For as much hate as Hammer had for this Odin-forsaken place, he kept his wits about him; they surely couldn’t get to Oleg dressed as barbarians and certainly not as ones covered in Cross-blood. Glaeg and Brett tore everything apart, shredding scriptures, ripping tapestries, defiling everything in this holy place, not so much looking for anything as just generally destroying. As they destroyed, Brett’s mind slowly began to wander, his thoughts turning from destroying the works of a false God to the true reason why he’d landed on English soil, the night-visions he’d been having for weeks since Oleg visited the Viking homeland. Dream or not, the emotions came back like a furnace blast, and Cross remembered how real everything had felt. How his home was destroyed, how his friend was killed, and how the life had drained completely out of him. He remembered looking through blurry eyes at the world around him, remembered how terrifying it was that nothing could become focused besides death and helfire, nothing until his eyes landed on his father Oleg. And then he remembered the pain of watching how casually he retrieved Brandrwulf from the pool of crimson gore and headed off, how disgusting it was to see him care nothing about his son’s demise, nor the demise of his homeland.

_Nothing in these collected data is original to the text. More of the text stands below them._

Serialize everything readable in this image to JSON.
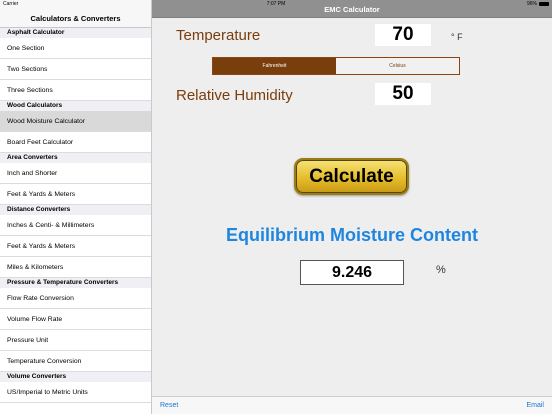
{
  "status": {
    "carrier": "Carrier",
    "time": "7:07 PM",
    "battery": "96%"
  },
  "sidebar": {
    "title": "Calculators & Converters",
    "sections": [
      {
        "header": "Asphalt Calculator",
        "items": [
          "One Section",
          "Two Sections",
          "Three Sections"
        ]
      },
      {
        "header": "Wood Calculators",
        "items": [
          "Wood Moisture Calculator",
          "Board Feet Calculator"
        ]
      },
      {
        "header": "Area Converters",
        "items": [
          "Inch and Shorter",
          "Feet & Yards & Meters"
        ]
      },
      {
        "header": "Distance Converters",
        "items": [
          "Inches & Centi- & Millimeters",
          "Feet & Yards & Meters",
          "Miles & Kilometers"
        ]
      },
      {
        "header": "Pressure & Temperature Converters",
        "items": [
          "Flow Rate Conversion",
          "Volume Flow Rate",
          "Pressure Unit",
          "Temperature Conversion"
        ]
      },
      {
        "header": "Volume Converters",
        "items": [
          "US/Imperial to Metric Units"
        ]
      }
    ],
    "selected": "Wood Moisture Calculator"
  },
  "main": {
    "title": "EMC Calculator",
    "temperature_label": "Temperature",
    "temperature_value": "70",
    "temperature_unit": "° F",
    "segments": [
      "Fahrenheit",
      "Celsius"
    ],
    "humidity_label": "Relative Humidity",
    "humidity_value": "50",
    "calculate_label": "Calculate",
    "result_title": "Equilibrium Moisture Content",
    "result_value": "9.246",
    "result_unit": "%"
  },
  "toolbar": {
    "reset_label": "Reset",
    "email_label": "Email"
  },
  "colors": {
    "brown": "#7a3d0c",
    "blue": "#1f86e0",
    "link": "#1976d2",
    "navbar": "#909090"
  }
}
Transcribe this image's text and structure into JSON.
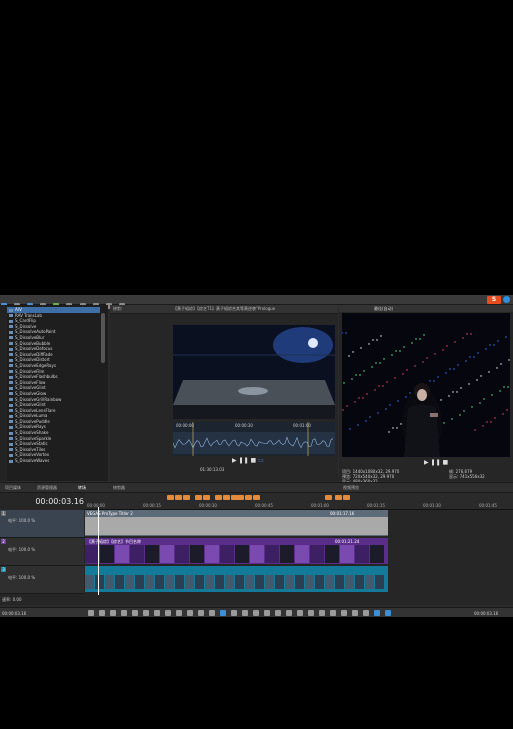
{
  "explorer": {
    "items": [
      "A/V",
      "RAV TransLab",
      "S_CardFlip",
      "S_Dissolve",
      "S_DissolveAutoPaint",
      "S_DissolveBlur",
      "S_DissolveBubble",
      "S_DissolveDefocus",
      "S_DissolveDiffFade",
      "S_DissolveDistort",
      "S_DissolveEdgeRays",
      "S_DissolveFilm",
      "S_DissolveFlashbulbs",
      "S_DissolveFlow",
      "S_DissolveGlint",
      "S_DissolveGlow",
      "S_DissolveGrillRainbow",
      "S_DissolveGlint",
      "S_DissolveLensFlare",
      "S_DissolveLuma",
      "S_DissolvePuddle",
      "S_DissolveRays",
      "S_DissolveShake",
      "S_DissolveSparkle",
      "S_DissolveStatic",
      "S_DissolveTiles",
      "S_DissolveVortex",
      "S_DissolveWaves"
    ],
    "selected_index": 0,
    "tabs": [
      "项目媒体",
      "资源管理器",
      "转场"
    ]
  },
  "trimmer": {
    "label": "修剪:"
  },
  "center": {
    "title": "【黄子韬综】【综艺T1】黄子韬综合其等黄逆袭\"Prologue",
    "timecode": "01:30:13.03",
    "ruler": [
      "00:00:00",
      "00:00:30",
      "00:01:00"
    ],
    "tab": "修剪器"
  },
  "right": {
    "title": "最佳(自动)",
    "info_left": [
      "项目: 1440x1080x32, 29.970",
      "预览: 720x540x32, 29.970",
      "显示: 480x360x32"
    ],
    "info_right": [
      "帧: 276,679",
      "显示: 741x556x32"
    ],
    "tab": "视频预览"
  },
  "timeline": {
    "timecode": "00:00:03.16",
    "ruler": [
      "00:00:00",
      "00:00:15",
      "00:00:30",
      "00:00:45",
      "00:01:00",
      "00:01:15",
      "00:01:30",
      "00:01:45"
    ],
    "track_levels": [
      "电平: 100.0 %",
      "电平: 100.0 %",
      "电平: 100.0 %"
    ],
    "track_numbers": [
      "1",
      "2",
      "3"
    ],
    "title_clip": "VEGAS ProType Titler 2",
    "video_clip": "【黄子韬综】【综艺】节目名称",
    "end_time1": "00:01:17.16",
    "end_time2": "00:01:21.24",
    "rate": "速率: 0.00"
  },
  "status": {
    "left": "00:00:03.16",
    "right": "00:00:03.16"
  },
  "colors": {
    "accent": "#3d6fa6",
    "marker": "#e38a3b",
    "title_track": "#6a7a8c",
    "video_track": "#6c3fa0",
    "audio_track": "#1a8fb0"
  }
}
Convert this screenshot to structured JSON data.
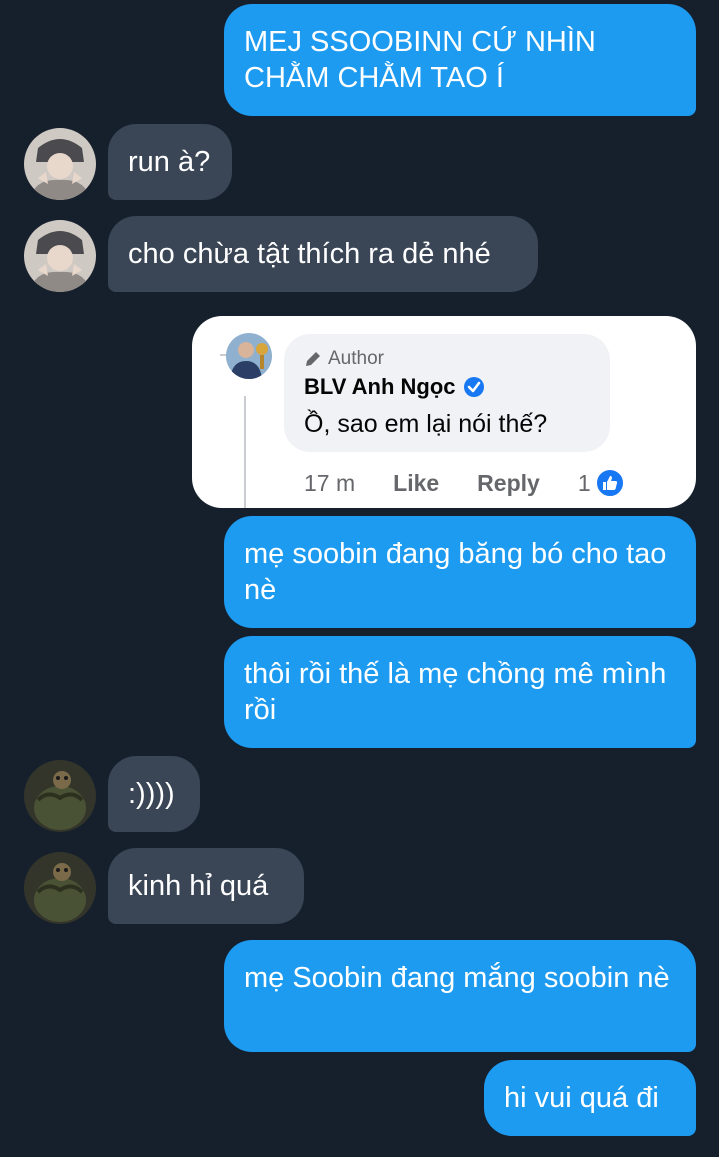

Cross vowed through clenched teeth as he shattered the wooden braces of a large book case spilling the sacrilegious text to the sticky-red cobbled floor that Joe Dark would not be one of those four horsemen that came to strip him of his title, of his status as God of Midgaard, to take Brandrwulf from his grasp. Joe Dark’s a joke of a fighter, plain and simple, and there’s a reason he has never held a title and why Cross is the current Pure Champion. Because Joe Dark is a nobody, a peon, a punching bag, a waste of a life. In Cross’s mind, he continues on, thinking of a hundred horrible things to say of Joe Dark, to say of Sterling, to say of Oleg, but only until the call from upstairs draws him from his angry trance.
”’Ammer! I’ve found some robes and I think this one’ll even fit you! This must’a been one damn fat bastard!”
Cross followed the red path up the stairs with a wide smirk and found where Glaeg stood holding two brown and hooded robes, grinning proudly. And, sure enough, they both fit perfectly, that monk truly was a damn fat bastard. For a half a second, Cross felt sorry for the man, being an idiot and a glutton, but the thought passed very quickly as the moon was slowly setting in the sky and they didn’t have much time to get to the village. With their weapons expertly concealed, the two pagan warriors pulled the hoods up over their faces and headed off down the trail looking like two wanderers, two traveling prophets, albeit very fit and nourished ones.
It would be a long voyage, certainly, but no longer than the quest to Cross’s first title defense, and he was anxious for both. For a Viking, there were not many instances where anxiety came in to play; in fact there was only one time, when you had to wait for a fight. Being in the fight, that was no problem, a Viking lived for it. But not knowing when you’d get to fit again, that was the most uncomfortable situation. Cross knew no matter whom he faced, Joe Dark, Sterling, both of them together, or his father Oleg, he would come out on top. He just didn’t like the long trek to get there.